If a business passes the first test, feasibility, the sharks hone in on the financial value of the firm to see if the budding entrepreneurs asking price is realistic.  This is where the sharks’ knowledge of balance sheets, market share, pricing, etc. often expose the excessive financial value that budding entrepreneurs assign to their businesses.  If one or more of the sharks is interested in the business (at a much lower price), the shark(s) will counter-offer.  How do things work out for the budding entrepreneurs?  Often not well for those who won’t come down enough on their asking price.  This is where the sharks chew them up.

Is there a real world equivalent of Shark Tank?  One could say that the world of initial public offerings (IPO) is similar.  A person starts a new small company.  It grows and becomes a larger company.  Sometimes others (venture capitalists) provide money in exchange for partial ownership of the company.  At this point it is still privately held, its stock is not traded on the public stock exchanges.  A popular way for the private owners to get their money out of the company is by getting the investing public to buy it.  They do this by issuing publicly traded stocks via the IPO process.  This is commonly called “going public.”  The Facebook IPO is an example of this.

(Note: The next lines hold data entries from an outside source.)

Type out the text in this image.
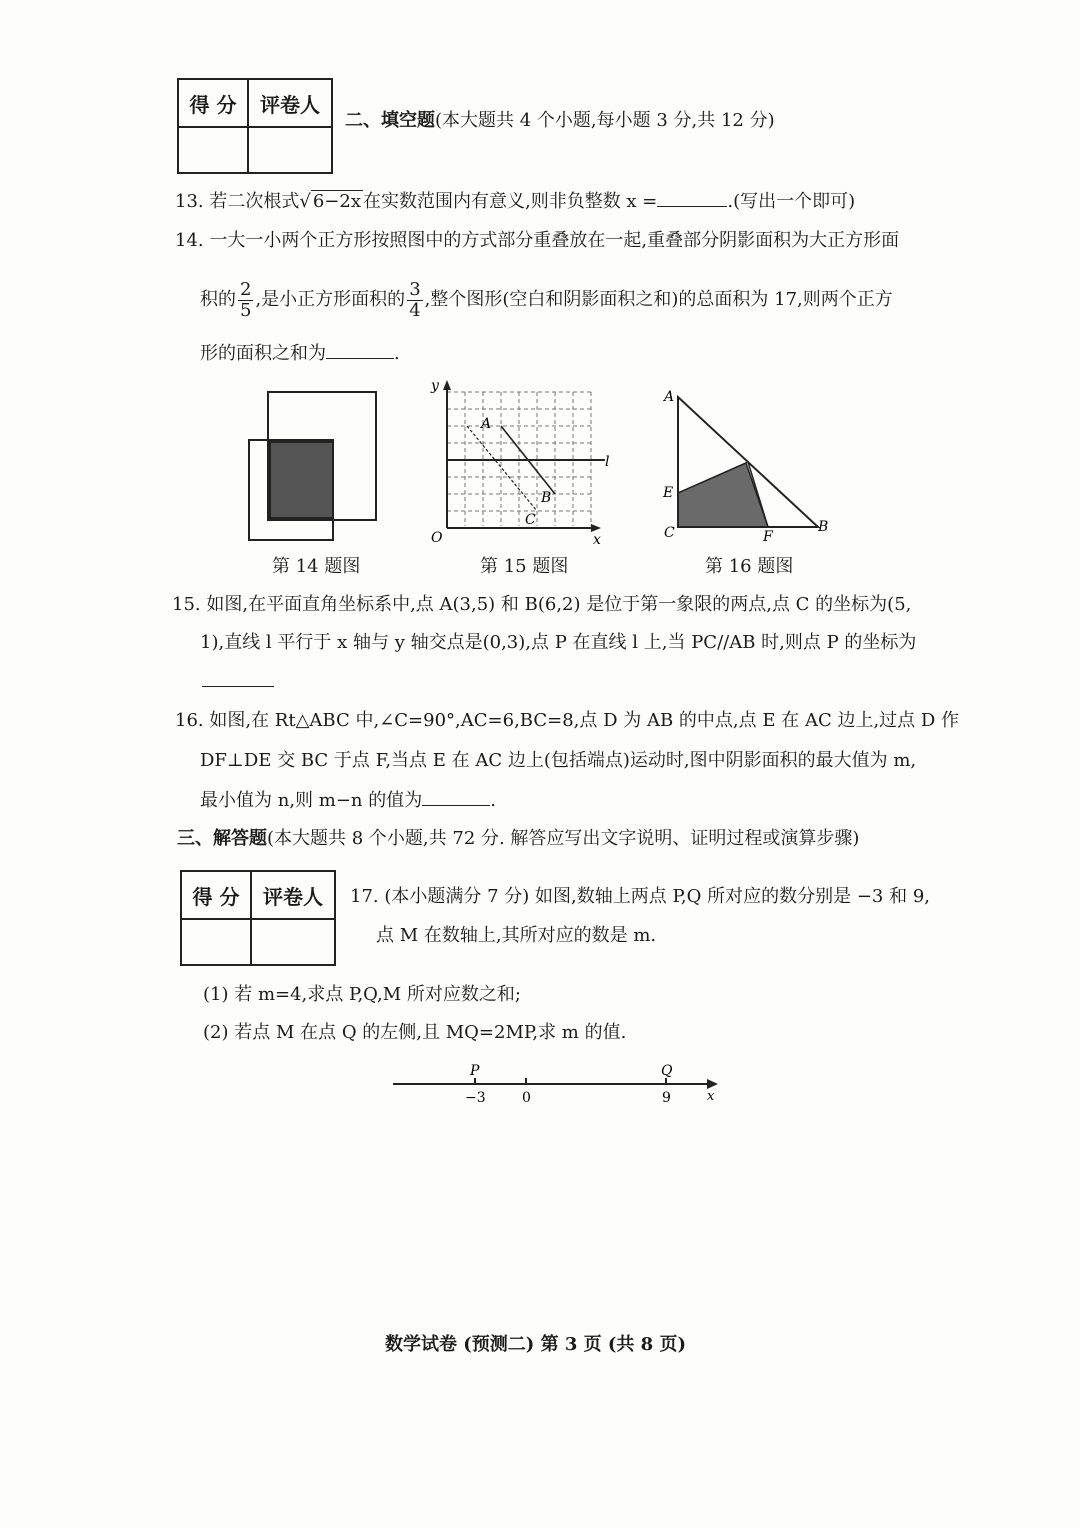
得 分	评卷人

二、填空题(本大题共 4 个小题,每小题 3 分,共 12 分)
13. 若二次根式√ 6−2x 在实数范围内有意义,则非负整数 x =	.(写出一个即可)
14. 一大一小两个正方形按照图中的方式部分重叠放在一起,重叠部分阴影面积为大正方形面
积的 $\frac{2}{5}$ ,是小正方形面积的 $\frac{3}{4}$ ,整个图形(空白和阴影面积之和)的总面积为 17,则两个正方
形的面积之和为	.
第 14 题图
y
x
O
l
A
B
C
第 15 题图
A
B
C
E
F
第 16 题图
15. 如图,在平面直角坐标系中,点 A(3,5) 和 B(6,2) 是位于第一象限的两点,点 C 的坐标为(5,
1),直线 l 平行于 x 轴与 y 轴交点是(0,3),点 P 在直线 l 上,当 PC//AB 时,则点 P 的坐标为
16. 如图,在 Rt△ABC 中,∠C=90°,AC=6,BC=8,点 D 为 AB 的中点,点 E 在 AC 边上,过点 D 作
DF⊥DE 交 BC 于点 F,当点 E 在 AC 边上(包括端点)运动时,图中阴影面积的最大值为 m,
最小值为 n,则 m−n 的值为	.
三、解答题(本大题共 8 个小题,共 72 分. 解答应写出文字说明、证明过程或演算步骤)
得 分	评卷人
	17. (本小题满分 7 分) 如图,数轴上两点 P,Q 所对应的数分别是 −3 和 9,
点 M 在数轴上,其所对应的数是 m.
(1) 若 m=4,求点 P,Q,M 所对应数之和;
(2) 若点 M 在点 Q 的左侧,且 MQ=2MP,求 m 的值.
P	Q
−3	0	9	x
数学试卷 (预测二) 第 3 页 (共 8 页)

How does a company go public?  They will solicit bids from investment banks to value the company, (which sets the number of shares and the initial price per share) and to prepare and submit the required regulatory documents, and promote the IPO.  The process is regulated by the Financial Industry Regulatory Authority (FINRA) and the SEC.  

On December 11, 2014 FINRA issued a public statement describing the fines it levied on 10 investment banks for violating a rule that prohibits an investment bank’s analysts from offering favorable research on an IPO in exchange for winning the business of the company going public. 

The case involved the 2010 Toys “R” Us offering.  The ten banks included some well-known names such as Goldman Sachs, Citigroup, JP Morgan, Wells Fargo, and Merrill Lynch.  A complete list of the infamous 10, along with their respective fines, is in the press release linked below.  FINRA’s press release stated that “Specifically Toys “R” Us asked equity research analysts from each of he 10 firms to make separate presentations to Toys “R” Us management and sponsors for the purpose of ensuring that the analysts’ views on key issues, including valuation factors, were aligned with the views expressed by the firms’ investment bankers.”  In other words, if the books “were cooked” to support a high IPO price, the analysts were supposed to verify that valuation.  

This is a clear violation of FINRA’s research analyst conflict of interest rules.  As Brad Bennett, FINRA Executive VP and Chief of Enforcement noted, “The firms’ rush to assure the issuer and its sponsors that research was in synch with the pitch being made by their investment bankers caused them to overstep the prohibitions against analyst solicitation and the promise of favorable research.”   What is interesting is the violating firms were fined even though Toys “R” Us didn’t proceed with the IPO.  

Also, the press release noted that “In settling this matter the ten firms neither admitted nor denied the charges but consented to the entry of FINRA’s findings.”  Were the Wall Street sharks guilty?  What do you think?  Is it possible that violations related to other IPOs have gone undetected by FINRA?  Do the police nab every speeder?  

One lesson learned by wise investors is to avoid buying IPOs.  One should never own individual stocks anyway since you miss out on the free lunch of diversification.  In fact, the mutual fund company that we use to invest in stocks, Dimensional Fund Advisors (DFA), will not purchase recent IPOs.  They maintain this policy because they believe that there can be overinflated pricing of the IPO at the initial offering price.  Given FINRA’s recent finding who could argue with DFA?

We don’t have the sharks from Shark Tank on our side to help us debunk an IPO’s price.  Therefore, the best course of action is to not become shark bait for the Wall Street sharks and avoid buying IPOs!